Mariquita, arguably one of the world’s most beautiful classic yachts, and the only 19 Metre left in existence, has just finished a third summer season with her current owners, counting podium finishes from three major regattas during 2015 alone. She gained first place in the Westward Cup and the Panerai British Classic Week in July and then took second place at the Royal Yacht Squadron’s historic Bicentenary International Regatta just a few weeks ago.
“Our syndicate of three has worked really successfully.” says John Caulcutt, referring to himself and his fellow Mariquita owners Stephen Hemsley and Jamie Matheson. “Helped by our great captain, George Newman, and our professional and race crew we have trained up a really cohesive team over the last three years.”
Mariquita, a gaff cutter, may look like a treasured museum piece but she is every bit a grand prix racing yacht. Like other classic yacht ‘trustees’ her owners have spent the past few years maintaining her to the highest standard and trying to make her go faster. She is now firmly established on the European and UK classic yacht racing circuit.
During her first season in 2013 Mariquita was regularly in the top three in the fiercely competitive Mediterranean classic yacht circuit. ”We wanted to win,” said Caulcutt, “so we did a lot of work on the bottom of the boat, and flattened the topsail to produce more drive. We achieved that extra half knot of boat speed that we had hoped for and went on to win the 2014 Big Boat Class of the Panerai Mediterranean circuit. That was a huge success for our team and gave us the impetus to bring the yacht to the Solent this year, to see if we could repeat our performance. We were very pleased that we did.”
The 2015 summer has seen many highlights for the three year Mariquita campaign. During the Royal Yacht Squadron’s 200th birthday celebrations in Cowes the owners and regular crew hosted the Duke of Wessex for a race in June. Olympic Gold Medallist Shirley Robertson also joined the yacht on one occasion to take the helm.
“We’ve achieved more than we could ever expect with Mariquita,” says Caulcutt “and there is still much potential to be released. Our great hope now is to hand her over to her next guardians, who can care for her and set her on the path that will take her through her next 100 years.”
The current owners’ campaign was not the beginning for the re-born Mariquita. Following her restoration she has been racing seriously since 2004. Mariquita is now one of the largest classic yachts still sailing under gaff rig and her restoration and on-going care means she is kept in prime condition to be raced competitively for many years to come.
The name Mariquita means ladybird in Spanish, but beware, it can also mean ‘ladyboy’ in South American Spanish!
Mariquita, a 19 Metre design, was designed and built for industrialist Arthur Stothert by William Fife III and launched in 1911 at Fairlie on the Clyde in Scotland. One of four 19 Metres she was watched closely in the period just before the First World War by everyone that followed sailing.

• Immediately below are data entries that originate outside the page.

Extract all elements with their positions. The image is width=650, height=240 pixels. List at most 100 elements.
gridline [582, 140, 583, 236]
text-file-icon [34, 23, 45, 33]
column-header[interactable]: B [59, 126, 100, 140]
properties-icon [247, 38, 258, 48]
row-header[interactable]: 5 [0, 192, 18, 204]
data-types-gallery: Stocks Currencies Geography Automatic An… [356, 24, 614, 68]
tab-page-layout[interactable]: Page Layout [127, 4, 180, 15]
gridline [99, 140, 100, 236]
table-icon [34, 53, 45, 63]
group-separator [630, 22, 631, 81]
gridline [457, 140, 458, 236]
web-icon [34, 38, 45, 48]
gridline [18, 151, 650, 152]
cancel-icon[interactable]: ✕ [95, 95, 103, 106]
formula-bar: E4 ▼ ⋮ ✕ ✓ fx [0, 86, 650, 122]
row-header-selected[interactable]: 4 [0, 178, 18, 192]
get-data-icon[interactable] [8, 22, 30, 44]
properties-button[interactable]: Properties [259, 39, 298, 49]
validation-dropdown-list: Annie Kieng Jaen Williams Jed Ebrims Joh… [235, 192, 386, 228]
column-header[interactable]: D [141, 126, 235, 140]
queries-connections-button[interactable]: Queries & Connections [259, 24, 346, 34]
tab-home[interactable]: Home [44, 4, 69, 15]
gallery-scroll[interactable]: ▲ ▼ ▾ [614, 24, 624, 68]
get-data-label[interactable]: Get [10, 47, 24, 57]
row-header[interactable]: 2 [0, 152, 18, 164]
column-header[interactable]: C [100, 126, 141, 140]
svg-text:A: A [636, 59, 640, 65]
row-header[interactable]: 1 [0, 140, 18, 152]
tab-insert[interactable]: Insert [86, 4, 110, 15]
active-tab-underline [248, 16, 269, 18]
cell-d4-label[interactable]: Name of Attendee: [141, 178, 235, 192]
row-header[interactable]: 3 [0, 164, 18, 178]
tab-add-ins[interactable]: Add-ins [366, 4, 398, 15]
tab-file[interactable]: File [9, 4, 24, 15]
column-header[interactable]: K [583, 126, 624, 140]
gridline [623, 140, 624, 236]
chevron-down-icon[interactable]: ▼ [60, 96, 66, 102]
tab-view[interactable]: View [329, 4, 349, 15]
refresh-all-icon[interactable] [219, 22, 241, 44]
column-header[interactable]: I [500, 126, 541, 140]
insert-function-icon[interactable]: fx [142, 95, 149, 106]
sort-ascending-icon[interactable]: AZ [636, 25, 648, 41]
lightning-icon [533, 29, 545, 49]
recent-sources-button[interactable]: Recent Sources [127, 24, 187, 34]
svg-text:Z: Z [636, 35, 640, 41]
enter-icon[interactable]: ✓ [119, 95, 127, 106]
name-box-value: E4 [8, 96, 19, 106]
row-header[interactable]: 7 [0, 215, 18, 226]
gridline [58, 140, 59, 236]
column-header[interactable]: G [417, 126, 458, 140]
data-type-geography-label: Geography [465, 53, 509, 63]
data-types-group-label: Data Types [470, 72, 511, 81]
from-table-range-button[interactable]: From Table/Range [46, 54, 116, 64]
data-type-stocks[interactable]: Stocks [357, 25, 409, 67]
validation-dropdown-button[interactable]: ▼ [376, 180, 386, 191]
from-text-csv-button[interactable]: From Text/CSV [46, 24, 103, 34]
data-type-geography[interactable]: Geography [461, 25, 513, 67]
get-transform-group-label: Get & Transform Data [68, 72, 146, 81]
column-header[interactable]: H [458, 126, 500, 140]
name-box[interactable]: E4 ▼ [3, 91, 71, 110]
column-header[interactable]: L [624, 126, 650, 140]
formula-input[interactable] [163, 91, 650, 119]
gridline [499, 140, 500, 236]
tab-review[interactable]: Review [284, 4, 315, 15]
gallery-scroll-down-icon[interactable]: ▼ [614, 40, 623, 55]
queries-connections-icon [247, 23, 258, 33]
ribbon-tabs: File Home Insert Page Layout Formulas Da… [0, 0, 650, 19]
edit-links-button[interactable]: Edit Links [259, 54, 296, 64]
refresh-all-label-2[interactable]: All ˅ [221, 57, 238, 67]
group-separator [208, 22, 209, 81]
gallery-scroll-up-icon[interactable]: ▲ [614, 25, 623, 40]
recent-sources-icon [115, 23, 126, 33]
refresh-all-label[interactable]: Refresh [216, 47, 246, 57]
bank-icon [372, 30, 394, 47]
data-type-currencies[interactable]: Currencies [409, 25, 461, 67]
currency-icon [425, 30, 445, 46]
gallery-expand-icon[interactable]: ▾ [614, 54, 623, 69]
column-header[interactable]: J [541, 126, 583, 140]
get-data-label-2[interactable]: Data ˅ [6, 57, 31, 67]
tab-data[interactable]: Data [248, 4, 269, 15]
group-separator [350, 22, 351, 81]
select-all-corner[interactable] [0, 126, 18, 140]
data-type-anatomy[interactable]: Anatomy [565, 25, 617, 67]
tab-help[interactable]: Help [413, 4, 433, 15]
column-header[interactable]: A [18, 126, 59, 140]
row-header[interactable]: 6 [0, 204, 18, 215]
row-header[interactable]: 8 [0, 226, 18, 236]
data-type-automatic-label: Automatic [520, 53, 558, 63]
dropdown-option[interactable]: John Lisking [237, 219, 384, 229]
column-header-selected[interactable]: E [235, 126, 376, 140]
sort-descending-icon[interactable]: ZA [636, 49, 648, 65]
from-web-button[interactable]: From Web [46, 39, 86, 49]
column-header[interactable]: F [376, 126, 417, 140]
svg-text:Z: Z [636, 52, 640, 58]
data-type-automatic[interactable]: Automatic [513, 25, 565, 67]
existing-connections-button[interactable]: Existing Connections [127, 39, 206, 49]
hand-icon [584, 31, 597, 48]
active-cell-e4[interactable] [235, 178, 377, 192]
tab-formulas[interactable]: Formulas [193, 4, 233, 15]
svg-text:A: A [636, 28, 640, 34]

Mariquita is 125ft long (38.1m). As a gaff rigged cutter Mariquita was a pre-cursor to the J-Class which followed in the 1930s. The 19 Metres raced competitively until war intervened and Mariquita was sold to Norway in 1915.
By the 1950s all the other 19 Metres had disappeared but in 1938 Mariquita was decommissioned in West Mersea and moved to a mud berth at Pinmill in Suffolk on the River Orwell where she was used as a house boat for over thirty years. Her glory days seemed far behind her.
In 1991 she was moved to Hamble where she was restored during a massive three year project by Fairlie Restorations, in fact the biggest project that the renowned company had ever overtaken. Her original structure was still intact, but a complete rebuild was needed to bring her up to her current immaculate condition and to retain her original characteristics.
In 2004 she set sail once again under new guardianship and is now one of the stars of the classic circuit. Over the last decade she has sailed on the Clyde, Cowes, Falmouth, and countless Mediterranean regattas including Monaco Classic Week, Regates Royales Cannes and Les Voiles de Saint-Tropez.
Mariquita’s accommodation allows for five guests and six crew while she needs 18 – 20 crew to race her so she is well suited to day racing. She is looked after to an extremely high standard by her permanent crew.
She is of a composite construction, with steel frames planked over in mahogany and secured with bronze fastenings. Addition of modern coatings, bedding compounds and insulation methods, a new engine and modern systems have been installed but her original personality remains intact.